You've been together since you were kids and you never had a chance to build your own life and confidence in your own choices.

Monday: Get yourself a free consultation with a solicitor, find out your rights. Do not listen to anything your husband may try to make you believe about your rights.

H112 · 15/02/2025 13:43

He sounds abuse and controlling. Trying to make you feel bad to let him ride whoever he wants to by pretending he's poly.

Poly and all that stuff only work if it's from the very beginning not 12 years in. He van cheat on you without guilt that way.

RoseWatercress · 15/02/2025 14:27

Thank you all, I really appreciate your support. As I said I am planning my leave, wish me luck

OP posts:
StMarie4me · 15/02/2025 17:59

You need to divorce him. Do not allow him to coerce you into this. Disgusting that he assumes yo will go against your sexuality or morality for him. He has no respect for you.

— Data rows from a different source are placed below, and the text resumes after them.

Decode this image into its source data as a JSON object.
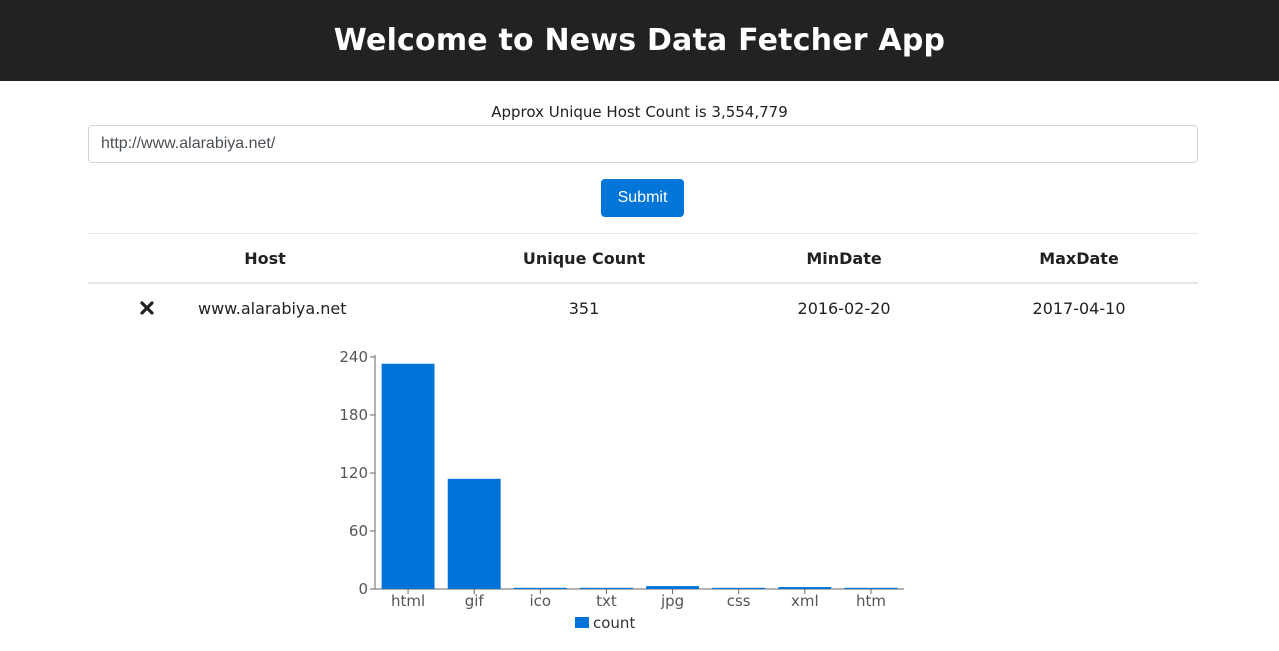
{
  "header": {
    "title": "Welcome to News Data Fetcher App"
  },
  "summary": {
    "text": "Approx Unique Host Count is 3,554,779"
  },
  "search": {
    "value": "http://www.alarabiya.net/",
    "submit_label": "Submit"
  },
  "table": {
    "columns": [
      "Host",
      "Unique Count",
      "MinDate",
      "MaxDate"
    ],
    "rows": [
      {
        "host": "www.alarabiya.net",
        "unique_count": "351",
        "min_date": "2016-02-20",
        "max_date": "2017-04-10"
      }
    ]
  },
  "colors": {
    "header_bg": "#222222",
    "accent": "#0275d8",
    "bar": "#0073d8"
  },
  "chart_data": {
    "type": "bar",
    "categories": [
      "html",
      "gif",
      "ico",
      "txt",
      "jpg",
      "css",
      "xml",
      "htm"
    ],
    "series": [
      {
        "name": "count",
        "values": [
          233,
          114,
          1,
          1,
          3,
          1,
          2,
          1
        ]
      }
    ],
    "ylim": [
      0,
      240
    ],
    "yticks": [
      0,
      60,
      120,
      180,
      240
    ],
    "legend": "bottom",
    "grid": false
  }
}
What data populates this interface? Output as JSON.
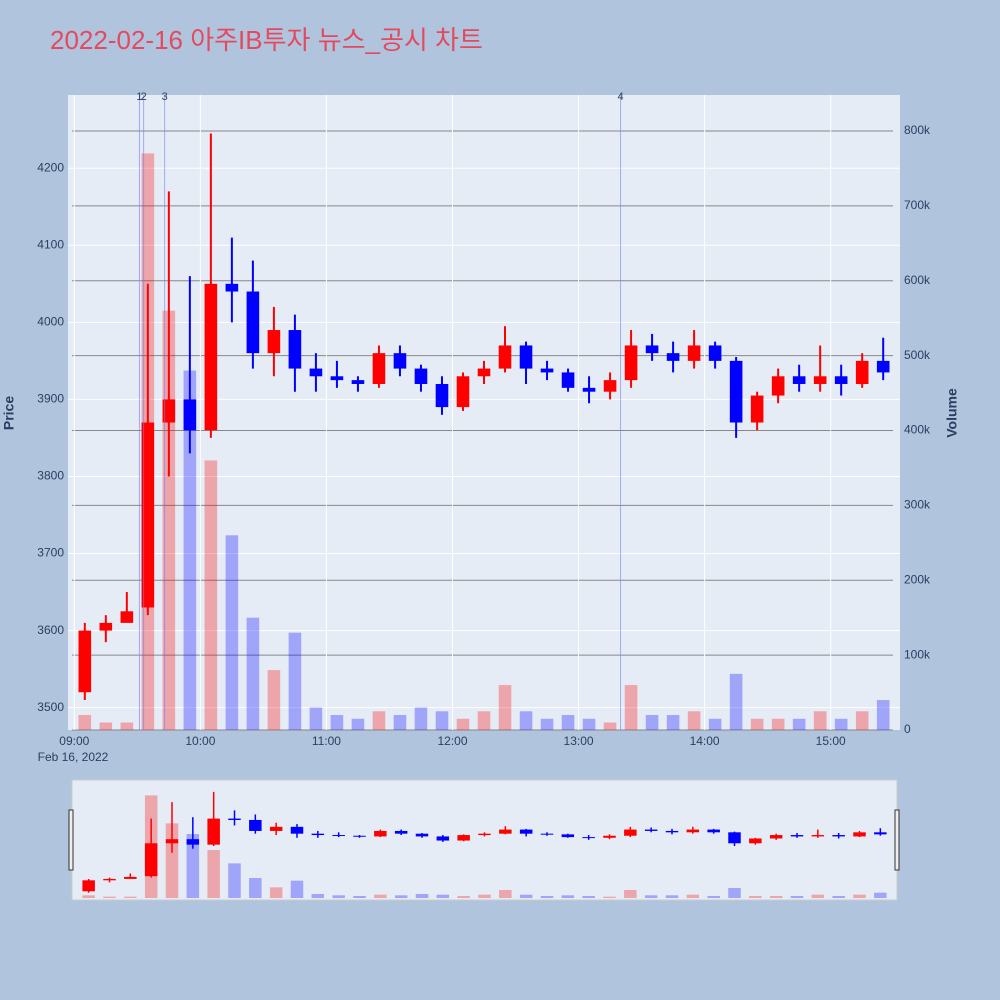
{
  "chart_data": {
    "type": "candlestick",
    "title": "2022-02-16 아주IB투자 뉴스_공시 차트",
    "ylabel": "Price",
    "y2label": "Volume",
    "increasing_color": "red",
    "decreasing_color": "blue",
    "x": [
      "2022-02-16 09:00",
      "2022-02-16 09:10",
      "2022-02-16 09:20",
      "2022-02-16 09:30",
      "2022-02-16 09:40",
      "2022-02-16 09:50",
      "2022-02-16 10:00",
      "2022-02-16 10:10",
      "2022-02-16 10:20",
      "2022-02-16 10:30",
      "2022-02-16 10:40",
      "2022-02-16 10:50",
      "2022-02-16 11:00",
      "2022-02-16 11:10",
      "2022-02-16 11:20",
      "2022-02-16 11:30",
      "2022-02-16 11:40",
      "2022-02-16 11:50",
      "2022-02-16 12:00",
      "2022-02-16 12:10",
      "2022-02-16 12:20",
      "2022-02-16 12:30",
      "2022-02-16 12:40",
      "2022-02-16 12:50",
      "2022-02-16 13:00",
      "2022-02-16 13:10",
      "2022-02-16 13:20",
      "2022-02-16 13:30",
      "2022-02-16 13:40",
      "2022-02-16 13:50",
      "2022-02-16 14:00",
      "2022-02-16 14:10",
      "2022-02-16 14:20",
      "2022-02-16 14:30",
      "2022-02-16 14:40",
      "2022-02-16 14:50",
      "2022-02-16 15:00",
      "2022-02-16 15:10",
      "2022-02-16 15:20"
    ],
    "open": [
      3520,
      3600,
      3610,
      3630,
      3870,
      3900,
      3860,
      4050,
      4040,
      3960,
      3990,
      3940,
      3930,
      3925,
      3920,
      3960,
      3940,
      3920,
      3890,
      3930,
      3940,
      3970,
      3940,
      3935,
      3915,
      3910,
      3925,
      3970,
      3960,
      3950,
      3970,
      3950,
      3870,
      3905,
      3930,
      3920,
      3930,
      3920,
      3950
    ],
    "high": [
      3610,
      3620,
      3650,
      4050,
      4170,
      4060,
      4245,
      4110,
      4080,
      4020,
      4010,
      3960,
      3950,
      3930,
      3970,
      3970,
      3945,
      3930,
      3935,
      3950,
      3995,
      3975,
      3950,
      3940,
      3930,
      3935,
      3990,
      3985,
      3975,
      3990,
      3975,
      3955,
      3910,
      3940,
      3945,
      3970,
      3945,
      3960,
      3980
    ],
    "low": [
      3510,
      3585,
      3615,
      3620,
      3800,
      3830,
      3850,
      4000,
      3940,
      3930,
      3910,
      3910,
      3915,
      3910,
      3915,
      3930,
      3910,
      3880,
      3885,
      3920,
      3935,
      3920,
      3925,
      3910,
      3895,
      3900,
      3915,
      3950,
      3935,
      3940,
      3940,
      3850,
      3860,
      3895,
      3910,
      3910,
      3905,
      3915,
      3925
    ],
    "close": [
      3600,
      3610,
      3625,
      3870,
      3900,
      3860,
      4050,
      4040,
      3960,
      3990,
      3940,
      3930,
      3925,
      3920,
      3960,
      3940,
      3920,
      3890,
      3930,
      3940,
      3970,
      3940,
      3935,
      3915,
      3910,
      3925,
      3970,
      3960,
      3950,
      3970,
      3950,
      3870,
      3905,
      3930,
      3920,
      3930,
      3920,
      3950,
      3935
    ],
    "volume": [
      20000,
      10000,
      10000,
      770000,
      560000,
      480000,
      360000,
      260000,
      150000,
      80000,
      130000,
      30000,
      20000,
      15000,
      25000,
      20000,
      30000,
      25000,
      15000,
      25000,
      60000,
      25000,
      15000,
      20000,
      15000,
      10000,
      60000,
      20000,
      20000,
      25000,
      15000,
      75000,
      15000,
      15000,
      15000,
      25000,
      15000,
      25000,
      40000
    ],
    "xlim": [
      "2022-02-16 08:57",
      "2022-02-16 15:33"
    ],
    "xticks": [
      {
        "value": "2022-02-16 09:00",
        "label": "09:00"
      },
      {
        "value": "2022-02-16 10:00",
        "label": "10:00"
      },
      {
        "value": "2022-02-16 11:00",
        "label": "11:00"
      },
      {
        "value": "2022-02-16 12:00",
        "label": "12:00"
      },
      {
        "value": "2022-02-16 13:00",
        "label": "13:00"
      },
      {
        "value": "2022-02-16 14:00",
        "label": "14:00"
      },
      {
        "value": "2022-02-16 15:00",
        "label": "15:00"
      }
    ],
    "x_date_label": "Feb 16, 2022",
    "ylim": [
      3471,
      4295
    ],
    "yticks": [
      3500,
      3600,
      3700,
      3800,
      3900,
      4000,
      4100,
      4200
    ],
    "y2lim": [
      0,
      848000
    ],
    "y2ticks": [
      0,
      {
        "value": 100000,
        "label": "100k"
      },
      {
        "value": 200000,
        "label": "200k"
      },
      {
        "value": 300000,
        "label": "300k"
      },
      {
        "value": 400000,
        "label": "400k"
      },
      {
        "value": 500000,
        "label": "500k"
      },
      {
        "value": 600000,
        "label": "600k"
      },
      {
        "value": 700000,
        "label": "700k"
      },
      {
        "value": 800000,
        "label": "800k"
      }
    ],
    "annotations": [
      {
        "x": "2022-02-16 09:31",
        "text": "1"
      },
      {
        "x": "2022-02-16 09:33",
        "text": "2"
      },
      {
        "x": "2022-02-16 09:43",
        "text": "3"
      },
      {
        "x": "2022-02-16 13:20",
        "text": "4"
      }
    ],
    "rangeslider": true
  }
}
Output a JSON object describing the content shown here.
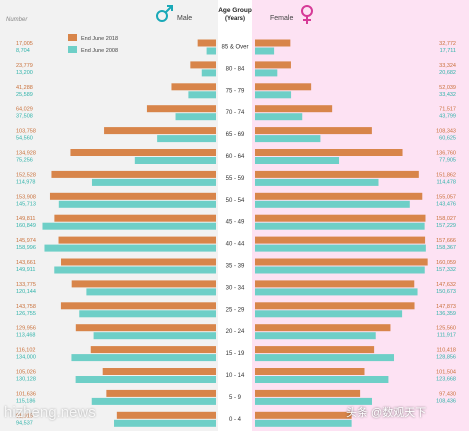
{
  "chart_data": {
    "type": "bar",
    "orientation": "horizontal",
    "layout": "population-pyramid",
    "corner_label": "Number",
    "axis_title": "Age Group",
    "axis_subtitle": "(Years)",
    "left_label": "Male",
    "right_label": "Female",
    "legend": {
      "placement": "top-left",
      "items": [
        {
          "label": "End June 2018",
          "color": "#d8854a"
        },
        {
          "label": "End June 2008",
          "color": "#6ecfc7"
        }
      ]
    },
    "categories": [
      "85 & Over",
      "80 - 84",
      "75 - 79",
      "70 - 74",
      "65 - 69",
      "60 - 64",
      "55 - 59",
      "50 - 54",
      "45 - 49",
      "40 - 44",
      "35 - 39",
      "30 - 34",
      "25 - 29",
      "20 - 24",
      "15 - 19",
      "10 - 14",
      "5 - 9",
      "0 - 4"
    ],
    "male": {
      "2018": [
        17005,
        23779,
        41288,
        64029,
        103758,
        134928,
        152528,
        153908,
        149811,
        145974,
        143661,
        133775,
        143758,
        129956,
        116102,
        105026,
        101636,
        91916
      ],
      "2008": [
        8704,
        13200,
        25589,
        37508,
        54560,
        75256,
        114978,
        145713,
        160849,
        158996,
        149911,
        120144,
        126755,
        113468,
        134000,
        130128,
        115186,
        94537
      ],
      "labels_2018": [
        "17,005",
        "23,779",
        "41,288",
        "64,029",
        "103,758",
        "134,928",
        "152,528",
        "153,908",
        "149,811",
        "145,974",
        "143,661",
        "133,775",
        "143,758",
        "129,956",
        "116,102",
        "105,026",
        "101,636",
        "91,916"
      ],
      "labels_2008": [
        "8,704",
        "13,200",
        "25,589",
        "37,508",
        "54,560",
        "75,256",
        "114,978",
        "145,713",
        "160,849",
        "158,996",
        "149,911",
        "120,144",
        "126,755",
        "113,468",
        "134,000",
        "130,128",
        "115,186",
        "94,537"
      ]
    },
    "female": {
      "2018": [
        32772,
        33324,
        52039,
        71517,
        108343,
        136760,
        151862,
        155057,
        158027,
        157666,
        160059,
        147632,
        147873,
        125560,
        110418,
        101504,
        97430,
        89566
      ],
      "2008": [
        17711,
        20682,
        33432,
        43799,
        60625,
        77905,
        114478,
        143476,
        157229,
        158367,
        157332,
        150673,
        136359,
        111917,
        128856,
        123668,
        108436,
        89566
      ],
      "labels_2018": [
        "32,772",
        "33,324",
        "52,039",
        "71,517",
        "108,343",
        "136,760",
        "151,862",
        "155,057",
        "158,027",
        "157,666",
        "160,059",
        "147,632",
        "147,873",
        "125,560",
        "110,418",
        "101,504",
        "97,430",
        ""
      ],
      "labels_2008": [
        "17,711",
        "20,682",
        "33,432",
        "43,799",
        "60,625",
        "77,905",
        "114,478",
        "143,476",
        "157,229",
        "158,367",
        "157,332",
        "150,673",
        "136,359",
        "111,917",
        "128,856",
        "123,668",
        "108,436",
        ""
      ]
    },
    "xlim": [
      0,
      165000
    ],
    "grid": false
  },
  "watermarks": {
    "bottom_left": "hizheng.news",
    "bottom_right": "头条 @数观天下"
  },
  "colors": {
    "male_2018": "#d8854a",
    "male_2008": "#6ecfc7",
    "female_bg": "#fde2f3",
    "male_bg": "#f2f2f2",
    "male_symbol": "#1aa9b8",
    "female_symbol": "#d63a97",
    "label_orange": "#c9703a",
    "label_teal": "#2fb3aa"
  }
}
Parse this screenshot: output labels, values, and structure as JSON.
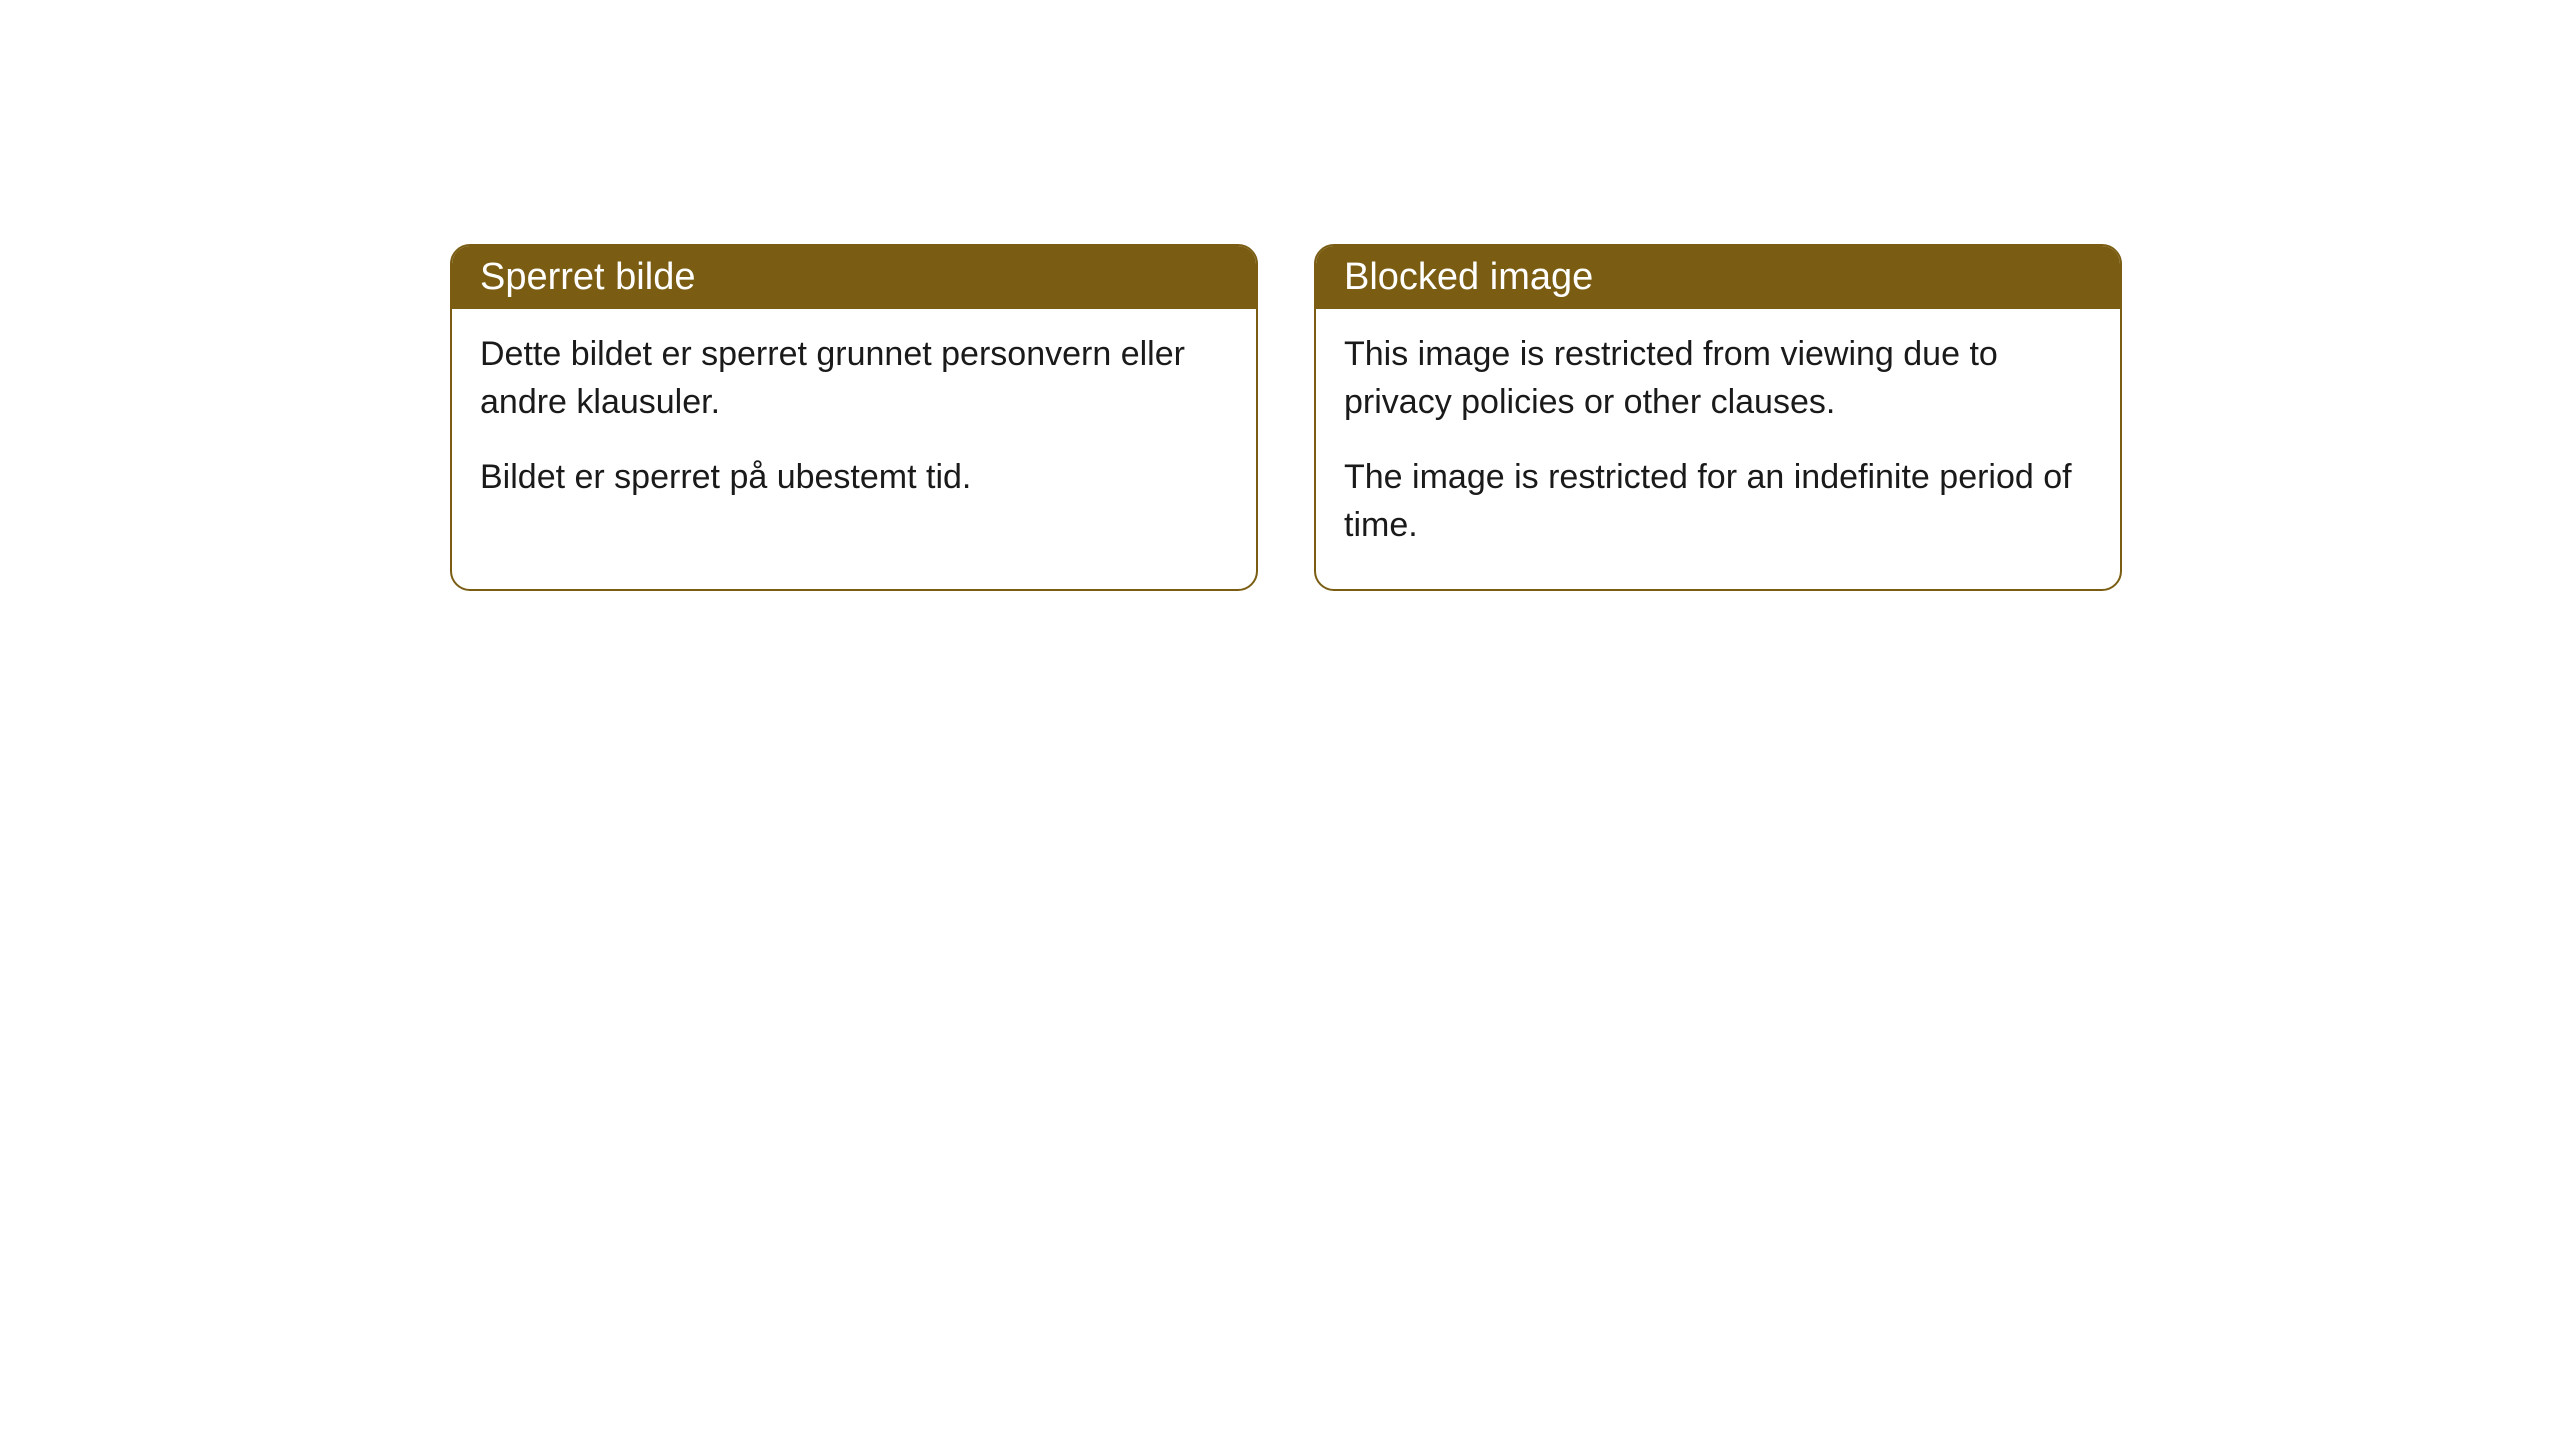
{
  "cards": [
    {
      "title": "Sperret bilde",
      "paragraph1": "Dette bildet er sperret grunnet personvern eller andre klausuler.",
      "paragraph2": "Bildet er sperret på ubestemt tid."
    },
    {
      "title": "Blocked image",
      "paragraph1": "This image is restricted from viewing due to privacy policies or other clauses.",
      "paragraph2": "The image is restricted for an indefinite period of time."
    }
  ],
  "style": {
    "header_bg_color": "#7a5d13",
    "header_text_color": "#ffffff",
    "border_color": "#7a5d13",
    "body_bg_color": "#ffffff",
    "body_text_color": "#1a1a1a",
    "border_radius": 20,
    "header_fontsize": 38,
    "body_fontsize": 34
  }
}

DorothyStorm · 15/02/2025 18:04

RoseWatercress · 15/02/2025 14:27

Thank you all, I really appreciate your support. As I said I am planning my leave, wish me luck

He is abusive and controlling. Good luck with leaving. Leave quietly and carefully.

MrsTerryPratchett · 15/02/2025 18:12

RoseWatercress · 15/02/2025 14:27

Thank you all, I really appreciate your support. As I said I am planning my leave, wish me luck

Good luck.

Just curious, your writing sounds a little like English isn't your first language. If so, are you from a culture that racists some people think is submissive, or one that is fetishised by white men?